Glenice, 60, from Much Dewchurch, Herefordshire, said the assessor had no idea what life is like for people with MS. “They sent a psychiatric nurse and I don’t think he understood that the disease caused good days and bad days, or bad days and not-as-bad days as the case is for Paul,” she said.

“He came to our home and asked questions for an hour and a half. Paul was in bed that day, not feeling well at all.

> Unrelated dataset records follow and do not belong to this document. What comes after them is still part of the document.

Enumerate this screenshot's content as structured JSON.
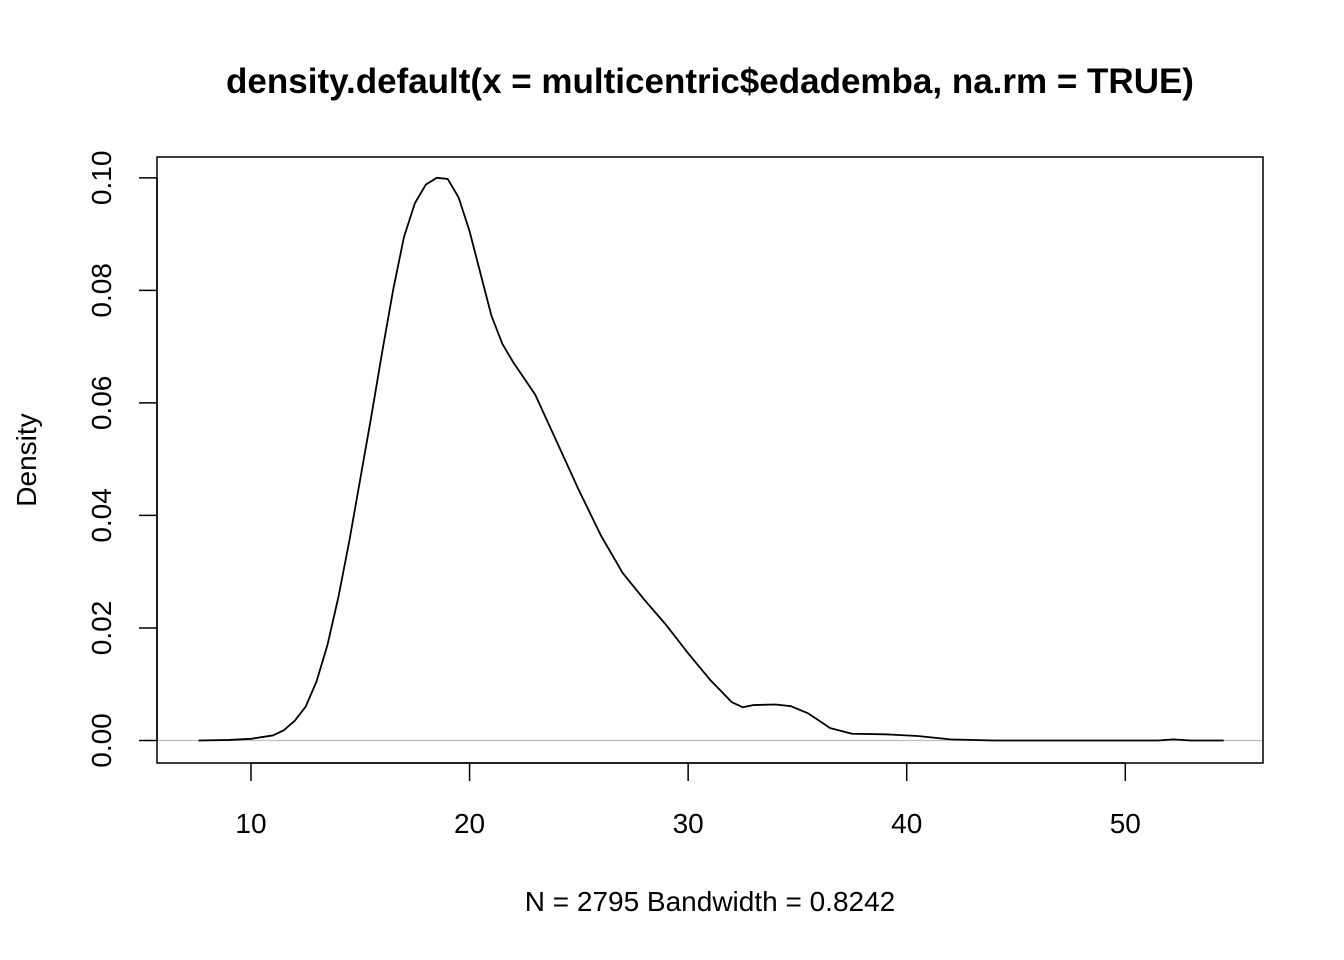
{
  "chart_data": {
    "type": "line",
    "title": "density.default(x = multicentric$edademba, na.rm = TRUE)",
    "xlabel": "N = 2795   Bandwidth = 0.8242",
    "ylabel": "Density",
    "xlim": [
      5.7,
      56.3
    ],
    "ylim": [
      -0.004,
      0.1037
    ],
    "x_ticks": [
      10,
      20,
      30,
      40,
      50
    ],
    "x_tick_labels": [
      "10",
      "20",
      "30",
      "40",
      "50"
    ],
    "y_ticks": [
      0.0,
      0.02,
      0.04,
      0.06,
      0.08,
      0.1
    ],
    "y_tick_labels": [
      "0.00",
      "0.02",
      "0.04",
      "0.06",
      "0.08",
      "0.10"
    ],
    "baseline": 0,
    "grid": false,
    "series": [
      {
        "x": [
          7.6,
          9.0,
          10.0,
          11.0,
          11.5,
          12.0,
          12.5,
          13.0,
          13.5,
          14.0,
          14.5,
          15.0,
          15.5,
          16.0,
          16.5,
          17.0,
          17.5,
          18.0,
          18.5,
          19.0,
          19.5,
          20.0,
          20.5,
          21.0,
          21.5,
          22.0,
          23.0,
          24.0,
          25.0,
          26.0,
          27.0,
          28.0,
          29.0,
          30.0,
          31.0,
          32.0,
          32.5,
          33.0,
          34.0,
          34.7,
          35.5,
          36.5,
          37.5,
          39.0,
          40.5,
          42.0,
          44.0,
          47.0,
          50.0,
          51.5,
          52.2,
          53.0,
          54.5
        ],
        "y": [
          0.0,
          0.0001,
          0.0003,
          0.0009,
          0.0018,
          0.0035,
          0.006,
          0.0105,
          0.017,
          0.0255,
          0.0355,
          0.0465,
          0.0575,
          0.069,
          0.08,
          0.0895,
          0.0955,
          0.0988,
          0.1,
          0.0998,
          0.0965,
          0.0905,
          0.083,
          0.0755,
          0.0705,
          0.0672,
          0.0615,
          0.053,
          0.0445,
          0.0365,
          0.0298,
          0.025,
          0.0205,
          0.0155,
          0.0108,
          0.0068,
          0.0059,
          0.0063,
          0.0064,
          0.0061,
          0.0048,
          0.0022,
          0.0012,
          0.0011,
          0.0008,
          0.0002,
          0.0,
          0.0,
          0.0,
          0.0,
          0.0002,
          0.0,
          0.0
        ]
      }
    ]
  }
}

“He was asked to walk to the bathroom, stand on one foot and touch his nose with his finger. He managed to do all of it, but he was very unstable on his feet. He was asked to put his socks on and I had to help with that.

“It does feel like just because he could touch his nose with his finger that day he had his benefits halved. Other days he can’t do all these things at all.

“I challenged this decision but the Department for Work and Pensions (DWP) said they were satisfied with the assessor and that Paul didn’t have enough points to qualify for PIP. “You’re made to feel like you’re a fraud. It makes me angry because Paul didn’t choose to have MS. He would rather be working than lying in bed all day feeling ill.”

Loss of thousands
When the Powells moved house last summer they moved into an area where Universal Credit had been rolled out, which meant Paul had to switch to this from Employment and Support Allowance.

“Paul has been made to sign on at the Job Centre every two weeks and they’re asking him how many hours he’s available for work which is ridiculous. He hasn’t been able to for 12 years. “We’ve now been waiting for an answer for four months over whether they deem him fit to work. It’s very stressful.”

The couple took their case to tribunal, and last week just found out that the DWP has agreed to reverse its decision over Paul’s PIP. But they have only got back-dated pay from May this year when they lodged their appeal.

“We are pleased but it’s been a real battle and a lot of stress to get what Paul should have been entitled to in the first place,” said Glenice. “And we are not getting back-dated pay for the three years when his benefits were halved – that comes to over £8,000.”

The DWP spokesperson said: “We introduced PIP to replace the outdated DLA system. Under PIP 52 per cent of people with MS receive the highest possible award, compared with 39 per cent under the previous benefit DLA. Since PIP was introduced there have been 3.7 million decisions and of these, 5 per cent have been overturned. Where decisions are overturned, often further evidence has been provided.

“We work closely with organisations such as the MS Society to ensure that PIP is working in the best way possible, and we recently announced that people with the most severe, life-long conditions will no longer have to attend regular reviews for PIP.”